DÜŞÜSÜN NEDENİ, İTALYA'NIN AB'YE KARŞI TUTUMU
İtalya Başbakan Yardımcısı ve aynı zamanda aşırı sağcı Lig Partisinin de lideri olan Matteo Salvini son birkaç haftadır açık bir şekilde bütçe kısıtlamalarından dolayı Avrupa Birliği (AB) politikalarına karşı çıkıyor.
İtalyan bütçesiyle ilgili bu uygulama, İtalya'daki borç durumu, potansiyel risklerin büyümesi ve bunun sonucu olarak İtalya devlet tahvil gelirlerinin artması yatırımcıların endişelenmesine yol açtığı aktarıldı.
Analistlerin belirttiğine göre, Salvini'nin ideolojik müttefiki, Fransız aşırı sağının liderleriden Marine Le Pen ile biraraya gelmesi varolan durumu daha da kötüleştirdi. Matteo Salvini ile Marine Le Pen'in bu birlikteliği, Avrupa basınının bir bölümünde ‘Avrupa'nın popülist ittifakı' olarak tanımlandı.
Marine Le Pen, Matteo Salvini'yle katıldığı bir basın toplantısında, " Biz Matteo ile birlikte Avrupa'ya karşı değil, totaliter bir sisteme dönüşen AB'ye karşı mücadele ediyoruz.
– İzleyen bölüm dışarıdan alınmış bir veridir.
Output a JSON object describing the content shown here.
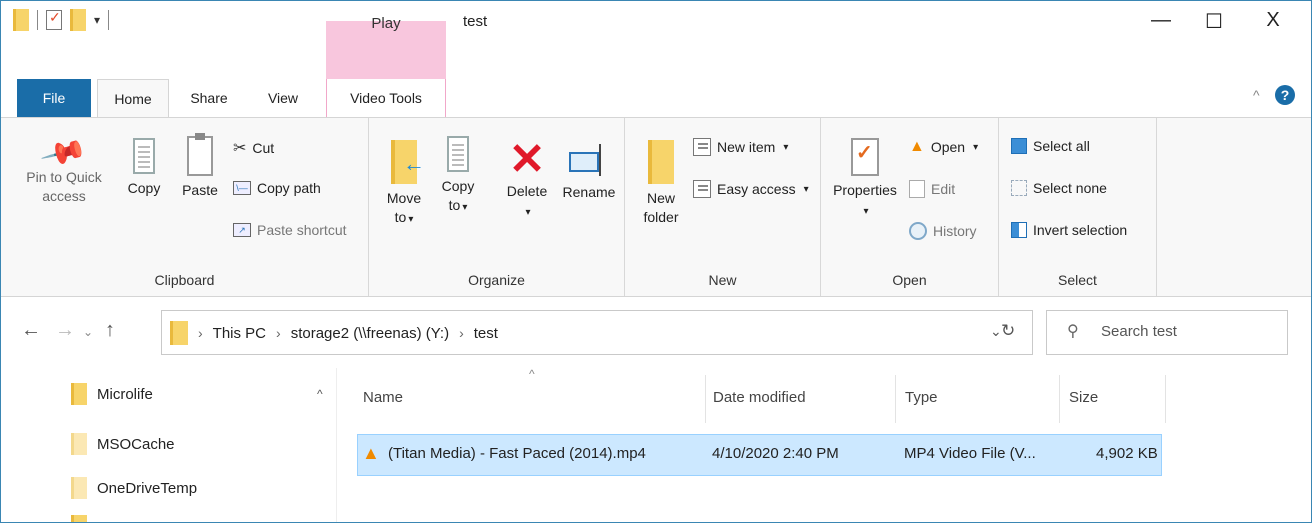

Biz gerçek Avrupa'yı kurtarmak adına AB ile mücadele ediyoruz" ifadelerini kullanmıştı.
SALLVİNİ: İTALYA'NIN YOKSULLAŞMASININ NEDENİ MALİ TASARRUF POLİTİKASI
İtalya Başbakan Yardımcısı Matteo Salvini Avrupa Birliği Komisyonu Başkanı Jean-Claude Juncker ve Avrupa Komisyonu'nun Ekonomik ve Mali İşlerden Sorumlu Üyesi Pierre Moscovici'yi 'Avrupa'nın gerçek düşmanları' olarak nitelendirdiği konuşmasında, "Biz Avrupa'nın düşmanları olan ve herşeye karşı Brüksel'in sığınağına saklanan Juncker ve Moscovici'ye karşıyız. Son yıllardaki mali tasarruf politikası İtalyan'ın borçlarını artırarak yoksullaşmasına neden oldu" açıklamasında bulunmuştu.